Todavia, Deus não se sente condicionado pelas nossas estratégias. Por isso, mais do que calcular resultados ou angustiar-se com as desafinações do caminho, é preciso confiar e suscitar confiança, repartindo tarefas e responsabilidades. E é preciso, também, dispor a viagem ao encontro do essencial, dialogando o caminho entre a oração, o canto e o silêncio, a fim de criar uma disposição favorável à experiência da fé. Com efeito, se somos felizes porque acreditamos na vida eterna, essa é a verdadeira peregrinação e equivale a um acto de fé. Tenhamo-lo em conta, para não dispersarmos as atenções. Pois, uma peregrinação não é uma excursão. E convém que todos se dêm conta disso.
É certo que há peregrinações de caris mais cultural e, até, com momentos de lazer e as habituais compras. Mas sendo ‘peregrinações’, é preciso que toquem o essencial e ensinem a rezar a vida. Pois, tanto a liturgia (com a homilia bem cuidada) como outros gestos e ensinamentos, devem ajudar a assumir ‘compromissos’ e ‘atitudes de vida’, que não fiquem pelo periférico. Doutro modo, o coração fica surdo aos apelos da fé e não ajuda a purificar os instintos, no sentido de dignificar a vida.
 
Lembrando o ‘sermão do monte’
 
Passemos agora ao ‘Sermão do Monte’, percebendo como a pureza de coração nos permite ver a Deus e ver tudo em Deus. Pois, no seu conjunto, as bem-aventuranças exprimem uma mensagem de esperança e de estímulo, em ordem a desvendar a proximidade do ‘reino’ e a desejar a sua vinda definitiva. E, em cada uma das bem-aventuranças, existe uma tensão entre a situação presente e aquela que está para acontecer. Com efeito, o reino torna-se germinalmente presente, nos pobres, nos humildes, nos misericordiosos, nos puros de coração…a ponto de a situação mudar radicalmente, uma vez que Deus se propõe instaurar definitivamente o mesmo reino.
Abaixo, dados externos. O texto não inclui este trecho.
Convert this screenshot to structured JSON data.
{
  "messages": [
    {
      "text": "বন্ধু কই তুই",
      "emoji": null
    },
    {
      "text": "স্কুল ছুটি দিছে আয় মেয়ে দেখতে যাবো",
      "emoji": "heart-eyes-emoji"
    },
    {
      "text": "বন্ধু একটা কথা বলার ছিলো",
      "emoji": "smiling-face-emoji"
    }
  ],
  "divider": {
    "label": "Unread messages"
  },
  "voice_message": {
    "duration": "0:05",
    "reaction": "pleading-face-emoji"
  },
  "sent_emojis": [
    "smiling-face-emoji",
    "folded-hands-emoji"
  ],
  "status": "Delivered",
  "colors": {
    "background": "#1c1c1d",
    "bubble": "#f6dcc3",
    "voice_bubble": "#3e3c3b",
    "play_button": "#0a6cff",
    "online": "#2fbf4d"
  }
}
Daí, que as expressões de alegria manifestadas por Jesus, quanto à chega do reino e à libertação que o acompanha, tenham sido acolhidas pelas primeiras comunidades como orientações voltadas para a ‘conversão’ e para a ‘mudança de vida’, exigidas por semelhante acontecimento.
O evangelista Mateus, a quem me refiro, apresenta Jesus na montanha - lugar tradicional das manifestações de Deus, no Antigo Testamento; e mostra-O sentado, isto é, em atitude de ensinar. Pois, o ensinamento é uma atitude característica de Jesus, que os discípulos só poderão assumir, depois de Ele lhes aparecer ressuscitado.
E quem são os principais destinatários destes ensinamentos de Jesus? São os discípulos do mesmo Jesus histórico e os membros das comunidades cristãs de todos os tempos que, com Ele, formam o ‘Jesus pleno’ de sempre.
 
Por sua vez, o evangelista Lucas tem um discurso mais breve e situa-o na planície. Pois, acha que a montanha é o lugar da visão/transfiguração e da oração, onde Jesus se encontra habitualmente só ou, quando muito, acompanhado de alguns discípulos mais próximos. E se a multidão se aproxima e as curas acontecem (como aliás em Mateus, quando Jesus descia da montanha), a diversidade dos ouvintes deixa adivinhar a imagem da Igreja futura. E as palavras de Jesus alcançam uma plena actualidade, sempre que nós as escutamos comunitariamente ou dirigidas a cada um.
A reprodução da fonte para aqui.